The first Roman province, Sicily, was conquered after the First Punic War (241 BCE), and the Senate decided that it had to be ruled by a praetor. This meant that civil (not military) law was applied -at least under normal circumstances- and that the new territories were governed by magistrates who served a limited time. The Romans never did change these principles, although other types of governorship became more important: the propraetor and proconsul were, as their names suggest, former praetors and consuls who stayed in a territory they had recently or not yet fully conquered. The revolutionary politician Gaius Sempronius Gracchus legislated that these promagistrates were to be appointed by the Senate (123 or 122).

The governor of any Roman province always had four tasks.

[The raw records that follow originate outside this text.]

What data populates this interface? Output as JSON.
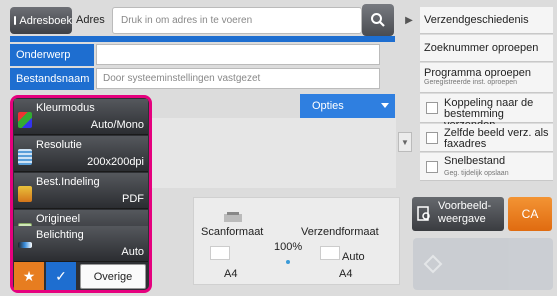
{
  "address": {
    "book_label": "Adresboek",
    "label": "Adres",
    "placeholder": "Druk in om adres in te voeren"
  },
  "fields": {
    "subject_label": "Onderwerp",
    "filename_label": "Bestandsnaam",
    "filename_value": "Door systeeminstellingen vastgezet"
  },
  "settings": [
    {
      "name": "Kleurmodus",
      "value": "Auto/Mono"
    },
    {
      "name": "Resolutie",
      "value": "200x200dpi"
    },
    {
      "name": "Best.Indeling",
      "value": "PDF"
    },
    {
      "name": "Origineel",
      "value": ""
    },
    {
      "name": "Belichting",
      "value": "Auto"
    }
  ],
  "other_label": "Overige",
  "options_label": "Opties",
  "summary": {
    "scan_label": "Scanformaat",
    "send_label": "Verzendformaat",
    "ratio": "100%",
    "send_auto": "Auto",
    "scan_size": "A4",
    "send_size": "A4"
  },
  "right_menu": {
    "history": "Verzendgeschiedenis",
    "search_number": "Zoeknummer oproepen",
    "call_program": "Programma oproepen",
    "call_program_sub": "Geregistreerde inst. oproepen",
    "link": "Koppeling naar de bestemming verzenden",
    "same_image": "Zelfde beeld verz. als faxadres",
    "quick_file": "Snelbestand",
    "quick_file_sub": "Geg. tijdelijk opslaan"
  },
  "preview_label": "Voorbeeld-weergave",
  "ca_label": "CA",
  "colors": {
    "accent": "#1e6ed0",
    "highlight": "#e5007e",
    "ca": "#f08a24"
  }
}
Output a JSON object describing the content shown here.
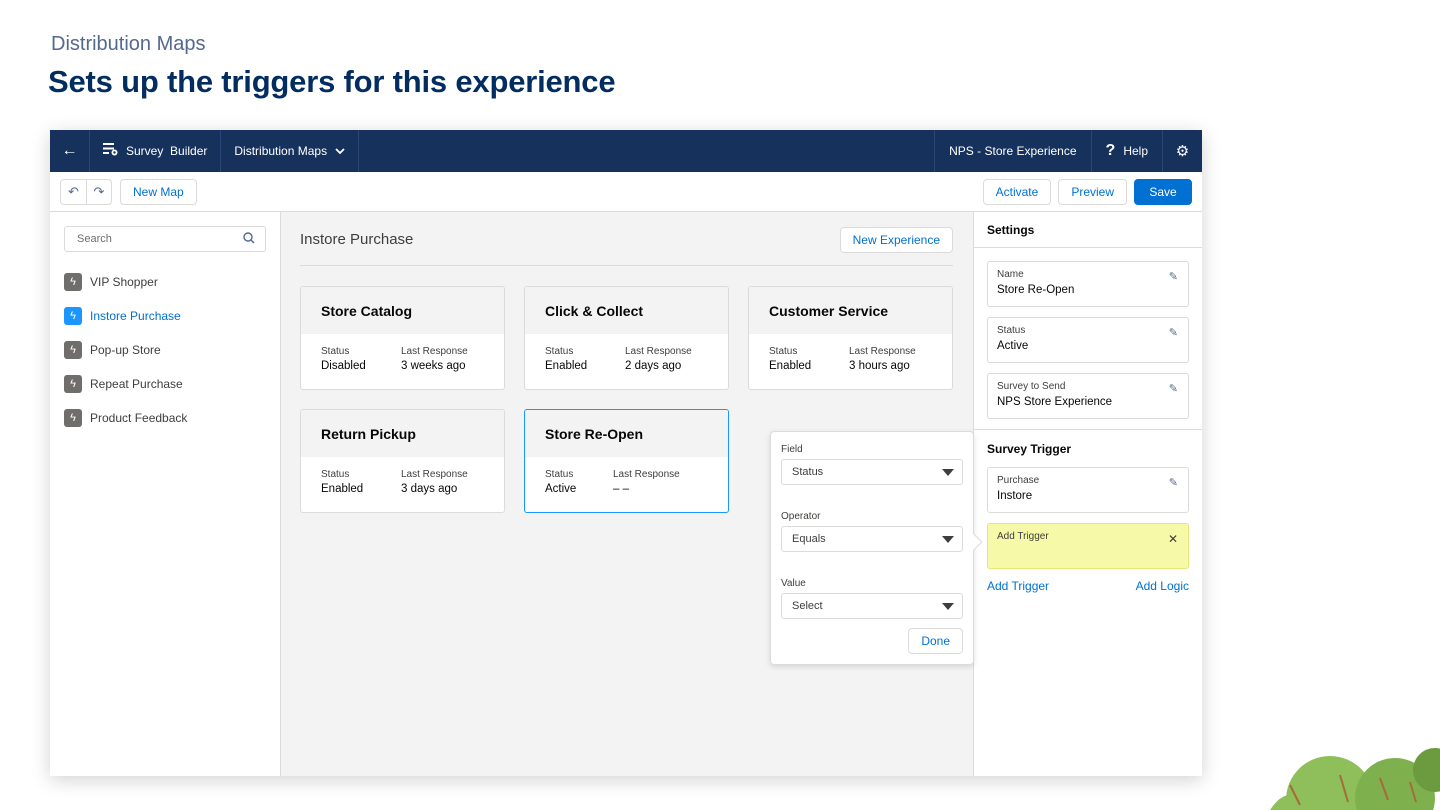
{
  "slide": {
    "eyebrow": "Distribution Maps",
    "title": "Sets up the triggers for this experience"
  },
  "topbar": {
    "back_icon": "back-arrow-icon",
    "app_name": "Survey  Builder",
    "menu_label": "Distribution Maps",
    "experience_name": "NPS - Store Experience",
    "help_label": "Help",
    "help_glyph": "?"
  },
  "toolbar": {
    "undo_glyph": "↶",
    "redo_glyph": "↷",
    "new_map_label": "New Map",
    "activate_label": "Activate",
    "preview_label": "Preview",
    "save_label": "Save"
  },
  "sidebar": {
    "search_placeholder": "Search",
    "items": [
      {
        "label": "VIP Shopper"
      },
      {
        "label": "Instore Purchase"
      },
      {
        "label": "Pop-up Store"
      },
      {
        "label": "Repeat Purchase"
      },
      {
        "label": "Product Feedback"
      }
    ]
  },
  "canvas": {
    "title": "Instore Purchase",
    "new_experience_label": "New Experience",
    "cards": [
      {
        "title": "Store Catalog",
        "status_label": "Status",
        "status": "Disabled",
        "response_label": "Last Response",
        "response": "3 weeks ago"
      },
      {
        "title": "Click & Collect",
        "status_label": "Status",
        "status": "Enabled",
        "response_label": "Last Response",
        "response": "2 days ago"
      },
      {
        "title": "Customer Service",
        "status_label": "Status",
        "status": "Enabled",
        "response_label": "Last Response",
        "response": "3 hours ago"
      },
      {
        "title": "Return Pickup",
        "status_label": "Status",
        "status": "Enabled",
        "response_label": "Last Response",
        "response": "3 days ago"
      },
      {
        "title": "Store Re-Open",
        "status_label": "Status",
        "status": "Active",
        "response_label": "Last Response",
        "response": "– –"
      }
    ]
  },
  "popover": {
    "field_label": "Field",
    "field_value": "Status",
    "operator_label": "Operator",
    "operator_value": "Equals",
    "value_label": "Value",
    "value_value": "Select",
    "done_label": "Done"
  },
  "settings": {
    "title": "Settings",
    "fields": [
      {
        "label": "Name",
        "value": "Store Re-Open"
      },
      {
        "label": "Status",
        "value": "Active"
      },
      {
        "label": "Survey to Send",
        "value": "NPS Store Experience"
      }
    ],
    "trigger_title": "Survey Trigger",
    "trigger_field": {
      "label": "Purchase",
      "value": "Instore"
    },
    "add_trigger_box_label": "Add Trigger",
    "add_trigger_link": "Add Trigger",
    "add_logic_link": "Add Logic"
  },
  "colors": {
    "topbar": "#16325c",
    "brand": "#0070d2",
    "highlight": "#f6f9a8",
    "title": "#032d60"
  }
}
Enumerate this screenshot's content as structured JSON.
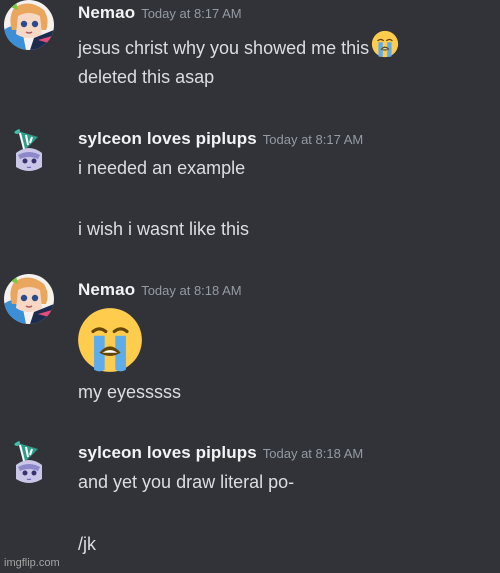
{
  "messages": [
    {
      "username": "Nemao",
      "timestamp": "Today at 8:17 AM",
      "avatar": "anime-character-avatar",
      "lines": [
        "jesus christ why you showed me this",
        "deleted this asap"
      ],
      "emoji": "loudly-crying-face"
    },
    {
      "username": "sylceon loves piplups",
      "timestamp": "Today at 8:17 AM",
      "avatar": "party-hat-character-avatar",
      "lines": [
        "i needed an example",
        "i wish i wasnt like this"
      ]
    },
    {
      "username": "Nemao",
      "timestamp": "Today at 8:18 AM",
      "avatar": "anime-character-avatar",
      "emoji": "loudly-crying-face",
      "lines": [
        "my eyesssss"
      ]
    },
    {
      "username": "sylceon loves piplups",
      "timestamp": "Today at 8:18 AM",
      "avatar": "party-hat-character-avatar",
      "lines": [
        "and yet you draw literal po-",
        "/jk"
      ]
    }
  ],
  "watermark": "imgflip.com",
  "colors": {
    "background": "#313338",
    "username": "#f2f3f5",
    "timestamp": "#949ba4",
    "message_text": "#dbdee1"
  }
}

  • To start with, he was responsible for the taxes. As the Senate's financial agent, he had to supervise the local authorities and the private tax collectors, the notorious publicans. To facilitate things, a governor could mint coins and negotiate with wealthy institutions (e.g., temples) that could advance the money.
  • His second task was that of accountant: he inspected the books and supervised large scale building projects.
  • Next to these financial tasks, the governor was the province's supreme judge. Appeal was not impossible, but the voyage to Rome was expensive. He was supposed to travel through the main districts of his province to administer justice in the assize towns.
  • Finally, he commanded an army. In the more important provinces, this could consist of legions; but elsewhere, there were only auxiliaries.
  • Under the late republic, the number of provinces rapidly increased, and therefore, Pompey the Great proposed a new law, the Lex Pompeia de provinciis, in which former praetors and consuls were obliged to become governor five years after their term in office (53). At more or less the same time, he had himself elected as governor of several provinces, which were not governed by himself, but by his representatives, the legati.

    The emperor Augustus copied this idea when he changed the empire, until then ruled as a republic, into a monarchy. He was made governor of almost all provinces with legions, and used legati to rule them. At the same time, the rest of the empire was governed by proconsuls. So, there were two types of governors:

    • Proconsuls. In fact, these men were not former consuls, but former praetors. They governed the senatorial provinces and typically served twelve months. Only the rich provinces -Asia and Africa- were entitled to a proconsul who was indeed an ex-consul.
    • Legati Augusti pro praetore. These men served in the emperor's provinces with the armies (the imperial provinces). Usually, their term in office lasted thirty-six months, although the emperor Tiberius preferred longer terms.
    There was a third group of governors. In several unimportant provinces, prefects were appointed. Usually, these military men governed parts of larger provinces. The best known example is Pontius Pilate, who governed Judaea, an annex to Syria. Prefects were not senators but knights. Egypt was also governed by a prefect, not because it was unimportant, but because it was the emperor's own possession. When Septimius Severus conquered Mesopotamia, he used the same construction.

    After the mid-first century, the prefects were gradually replaced by procurators (except for Egypt). The only difference is that prefects were soldiers and procurators were fiscal officials. It tells something about the success of the Pax Romana.